Irresponsible fisheries
WWF has a new report out on compliance with the U.N. Food and Agriculture Organization‘s voluntary Code of Conduct for Responsible Fishing, which was issued in 1995. The report details the extent to which 53 countries, responsible for more than 95% of the world’s wild fish harvests, complied with the code between 2003 and 2005. An accompanying commentary by the authors in Nature (subscription required) draws two take-home lessons.
1) Developed countries in general have higher compliance rates than developing countries, reflecting their greater resources and capacity. Targeted aid could help poor countries which want to comply but face resource constraints.

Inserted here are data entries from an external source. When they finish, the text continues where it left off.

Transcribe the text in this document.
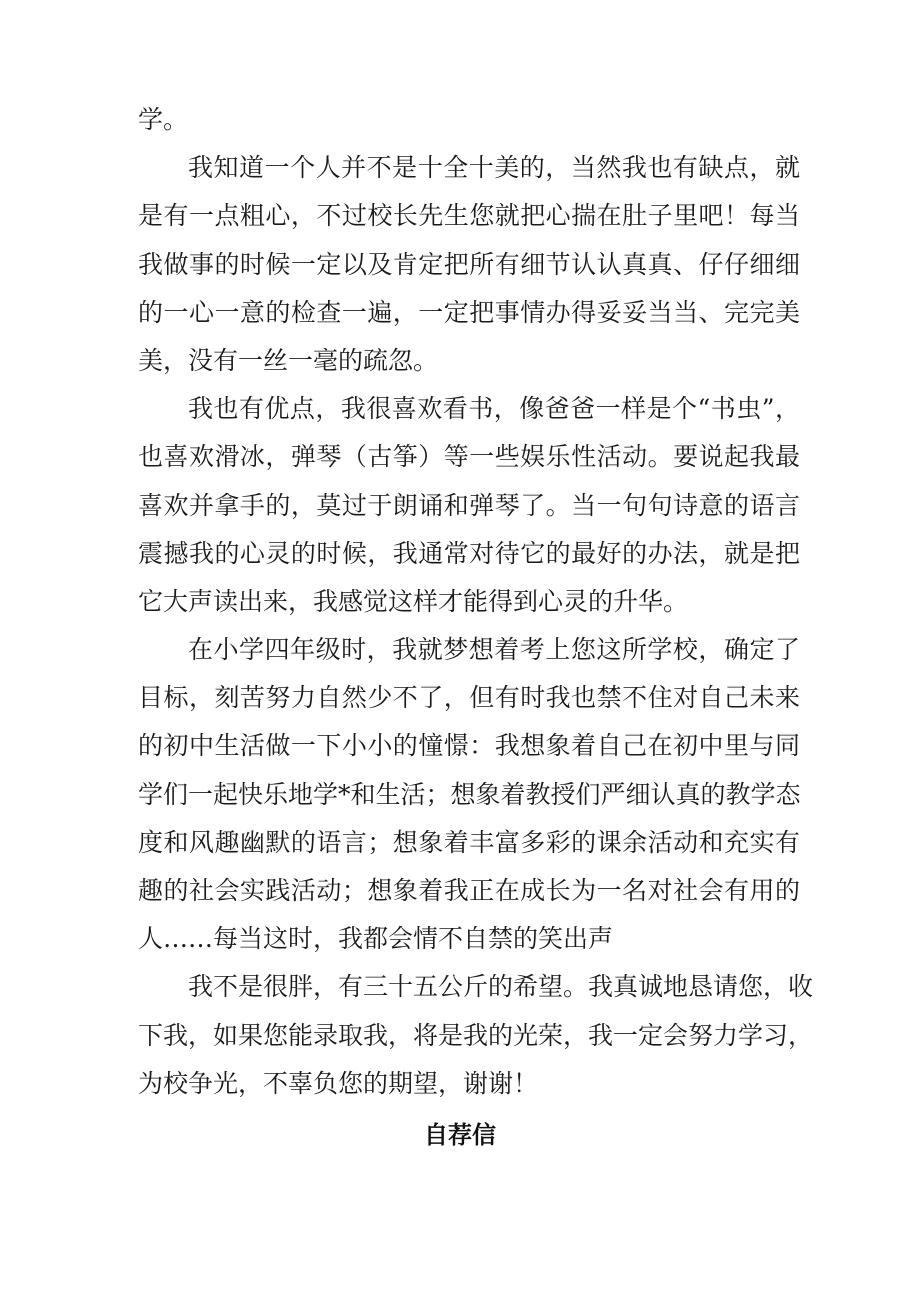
学。
我知道一个人并不是十全十美的，当然我也有缺点，就
是有一点粗心，不过校长先生您就把心揣在肚子里吧！每当
我做事的时候一定以及肯定把所有细节认认真真、仔仔细细
的一心一意的检查一遍，一定把事情办得妥妥当当、完完美
美，没有一丝一毫的疏忽。
我也有优点，我很喜欢看书，像爸爸一样是个“书虫”，
也喜欢滑冰，弹琴（古筝）等一些娱乐性活动。要说起我最
喜欢并拿手的，莫过于朗诵和弹琴了。当一句句诗意的语言
震撼我的心灵的时候，我通常对待它的最好的办法，就是把
它大声读出来，我感觉这样才能得到心灵的升华。
在小学四年级时，我就梦想着考上您这所学校，确定了
目标，刻苦努力自然少不了，但有时我也禁不住对自己未来
的初中生活做一下小小的憧憬：我想象着自己在初中里与同
学们一起快乐地学*和生活；想象着教授们严细认真的教学态
度和风趣幽默的语言；想象着丰富多彩的课余活动和充实有
趣的社会实践活动；想象着我正在成长为一名对社会有用的
人……每当这时，我都会情不自禁的笑出声
我不是很胖，有三十五公斤的希望。我真诚地恳请您，收
下我，如果您能录取我，将是我的光荣，我一定会努力学习，
为校争光，不辜负您的期望，谢谢！
自荐信
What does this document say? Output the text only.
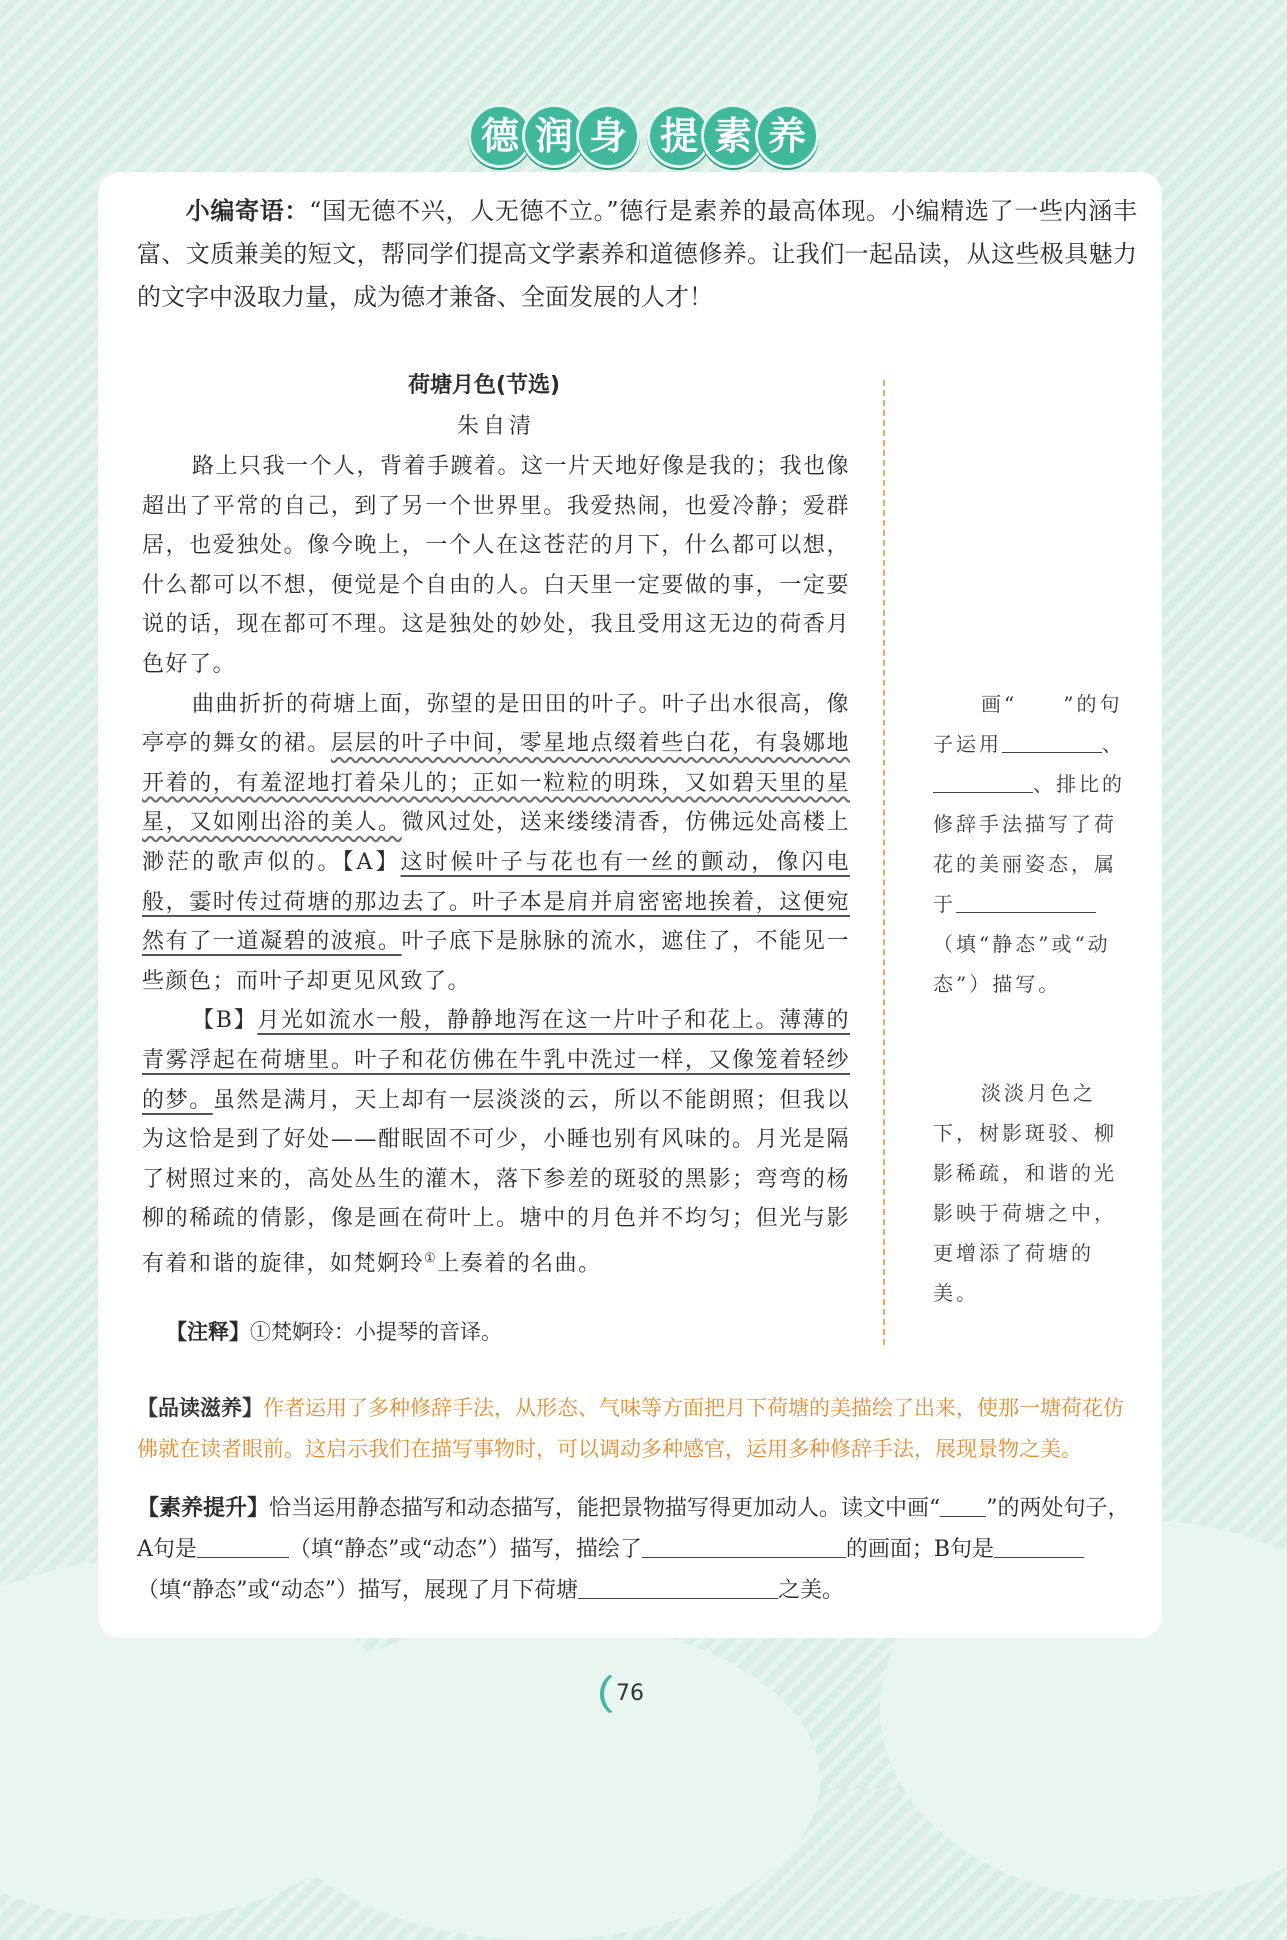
德 润 身 提 素 养
小编寄语：“国无德不兴，人无德不立。”德行是素养的最高体现。小编精选了一些内涵丰富、文质兼美的短文，帮同学们提高文学素养和道德修养。让我们一起品读，从这些极具魅力的文字中汲取力量，成为德才兼备、全面发展的人才！
荷塘月色(节选)
朱自清

路上只我一个人，背着手踱着。这一片天地好像是我的；我也像超出了平常的自己，到了另一个世界里。我爱热闹，也爱冷静；爱群居，也爱独处。像今晚上，一个人在这苍茫的月下，什么都可以想，什么都可以不想，便觉是个自由的人。白天里一定要做的事，一定要说的话，现在都可不理。这是独处的妙处，我且受用这无边的荷香月色好了。

曲曲折折的荷塘上面，弥望的是田田的叶子。叶子出水很高，像亭亭的舞女的裙。层层的叶子中间，零星地点缀着些白花，有袅娜地开着的，有羞涩地打着朵儿的；正如一粒粒的明珠，又如碧天里的星星，又如刚出浴的美人。微风过处，送来缕缕清香，仿佛远处高楼上渺茫的歌声似的。【A】这时候叶子与花也有一丝的颤动，像闪电般，霎时传过荷塘的那边去了。叶子本是肩并肩密密地挨着，这便宛然有了一道凝碧的波痕。叶子底下是脉脉的流水，遮住了，不能见一些颜色；而叶子却更见风致了。

【B】月光如流水一般，静静地泻在这一片叶子和花上。薄薄的青雾浮起在荷塘里。叶子和花仿佛在牛乳中洗过一样，又像笼着轻纱的梦。虽然是满月，天上却有一层淡淡的云，所以不能朗照；但我以为这恰是到了好处——酣眠固不可少，小睡也别有风味的。月光是隔了树照过来的，高处丛生的灌木，落下参差的斑驳的黑影；弯弯的杨柳的稀疏的倩影，像是画在荷叶上。塘中的月色并不均匀；但光与影有着和谐的旋律，如梵婀玲①上奏着的名曲。

【注释】①梵婀玲：小提琴的音译。
画“ ”的句子运用	、、排比的修辞手法描写了荷花的美丽姿态，属于（填“静态”或“动态”）描写。
淡淡月色之下，树影斑驳、柳影稀疏，和谐的光影映于荷塘之中，更增添了荷塘的美。
【品读滋养】作者运用了多种修辞手法，从形态、气味等方面把月下荷塘的美描绘了出来，使那一塘荷花仿佛就在读者眼前。这启示我们在描写事物时，可以调动多种感官，运用多种修辞手法，展现景物之美。
【素养提升】恰当运用静态描写和动态描写，能把景物描写得更加动人。读文中画“ ”的两处句子，A句是	（填“静态”或“动态”）描写，描绘了	的画面；B句是（填“静态”或“动态”）描写，展现了月下荷塘	之美。
76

2) Compliance even among wealthy nations is disappointingly low. Using a rough scoring system of “good” (7 or better on a scale of 0-10), “pass” (4-6), and “fail” (0-3), the authors report that:
Not one country achieves a score in the good category and the average of all countries’ ratings barely exceeds the fail threshold. Only six countries have overall compliance scores whose confidence limits overlap with [a score of 6] (Norway, the United States, Canada, Australia, Iceland and Namibia) . . . At the lower end, 28 countries, representing more than 40% of the world fish catch, had unequivocal fail grades overall.
The authors’ bottom line:
The time has come for a new integrated international legal instrument covering all aspects of fisheries management.

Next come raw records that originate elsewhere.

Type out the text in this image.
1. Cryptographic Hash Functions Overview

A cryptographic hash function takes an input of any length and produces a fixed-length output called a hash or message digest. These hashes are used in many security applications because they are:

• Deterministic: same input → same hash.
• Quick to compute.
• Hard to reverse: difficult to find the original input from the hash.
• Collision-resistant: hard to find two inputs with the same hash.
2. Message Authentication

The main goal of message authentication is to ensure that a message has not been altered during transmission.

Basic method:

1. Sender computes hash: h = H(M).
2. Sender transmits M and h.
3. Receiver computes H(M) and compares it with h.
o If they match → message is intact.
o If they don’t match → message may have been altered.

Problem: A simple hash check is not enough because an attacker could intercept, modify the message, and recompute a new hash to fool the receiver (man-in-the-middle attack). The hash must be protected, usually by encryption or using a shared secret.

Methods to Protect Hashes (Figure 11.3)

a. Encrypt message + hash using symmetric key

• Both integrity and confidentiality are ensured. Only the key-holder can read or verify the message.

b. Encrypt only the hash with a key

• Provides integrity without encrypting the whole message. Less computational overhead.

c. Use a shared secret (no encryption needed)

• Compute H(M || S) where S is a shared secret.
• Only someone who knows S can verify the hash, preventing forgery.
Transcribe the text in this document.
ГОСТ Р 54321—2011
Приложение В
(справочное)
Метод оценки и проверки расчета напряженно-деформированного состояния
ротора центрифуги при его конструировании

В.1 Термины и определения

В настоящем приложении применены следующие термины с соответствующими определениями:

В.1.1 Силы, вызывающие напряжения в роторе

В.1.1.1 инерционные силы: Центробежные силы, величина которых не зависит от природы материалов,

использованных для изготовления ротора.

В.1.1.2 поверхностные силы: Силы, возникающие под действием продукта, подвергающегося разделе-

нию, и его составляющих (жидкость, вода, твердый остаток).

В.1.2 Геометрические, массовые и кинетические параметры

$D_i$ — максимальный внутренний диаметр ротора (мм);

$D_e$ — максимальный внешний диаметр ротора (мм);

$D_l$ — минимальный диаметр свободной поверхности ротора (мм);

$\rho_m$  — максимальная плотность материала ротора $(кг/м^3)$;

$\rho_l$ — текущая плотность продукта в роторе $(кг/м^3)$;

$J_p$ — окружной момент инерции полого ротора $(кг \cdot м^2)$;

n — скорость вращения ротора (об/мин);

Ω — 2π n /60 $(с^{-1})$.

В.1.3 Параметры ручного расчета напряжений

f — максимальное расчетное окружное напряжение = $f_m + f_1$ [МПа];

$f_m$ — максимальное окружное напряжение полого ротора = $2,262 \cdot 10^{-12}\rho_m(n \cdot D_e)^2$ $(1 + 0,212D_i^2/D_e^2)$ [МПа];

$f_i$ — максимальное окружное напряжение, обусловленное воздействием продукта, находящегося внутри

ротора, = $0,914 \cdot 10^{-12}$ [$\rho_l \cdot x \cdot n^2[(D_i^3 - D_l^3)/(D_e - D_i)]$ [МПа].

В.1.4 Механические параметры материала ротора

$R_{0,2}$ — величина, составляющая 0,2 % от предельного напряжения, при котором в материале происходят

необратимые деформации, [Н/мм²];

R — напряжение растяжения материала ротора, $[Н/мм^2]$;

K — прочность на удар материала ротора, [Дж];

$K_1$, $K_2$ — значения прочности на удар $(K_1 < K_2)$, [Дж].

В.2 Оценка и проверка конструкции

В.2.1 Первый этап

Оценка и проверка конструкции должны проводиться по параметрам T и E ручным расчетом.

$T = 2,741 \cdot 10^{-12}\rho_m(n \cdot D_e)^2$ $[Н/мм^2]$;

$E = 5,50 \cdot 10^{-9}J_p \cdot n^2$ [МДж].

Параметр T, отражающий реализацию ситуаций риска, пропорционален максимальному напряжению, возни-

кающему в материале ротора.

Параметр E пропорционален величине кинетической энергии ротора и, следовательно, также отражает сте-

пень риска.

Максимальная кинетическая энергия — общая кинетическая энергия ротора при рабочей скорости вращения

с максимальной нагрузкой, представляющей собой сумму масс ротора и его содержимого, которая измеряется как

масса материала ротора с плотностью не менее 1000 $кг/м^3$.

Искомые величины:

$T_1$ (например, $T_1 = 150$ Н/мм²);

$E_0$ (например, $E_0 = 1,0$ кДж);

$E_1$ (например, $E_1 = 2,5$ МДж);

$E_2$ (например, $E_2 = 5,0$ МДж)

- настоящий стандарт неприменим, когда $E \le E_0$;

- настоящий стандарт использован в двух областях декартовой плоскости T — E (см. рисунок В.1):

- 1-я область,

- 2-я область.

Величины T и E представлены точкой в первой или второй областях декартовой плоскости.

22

In other words, they want a true regulatory regime. Not surprisingly, voluntary measures tend not to hold nations’ attention the way enforceable commitments might do. The same dynamic has been observed in other contexts, for example in the experience with voluntary ballast water control exchange measures in the U.S. Great Lakes. Expressions of good intentions significantly outstrip actual compliance until there are either credible sanctions associated with non-compliance or significant positive incentives for compliance.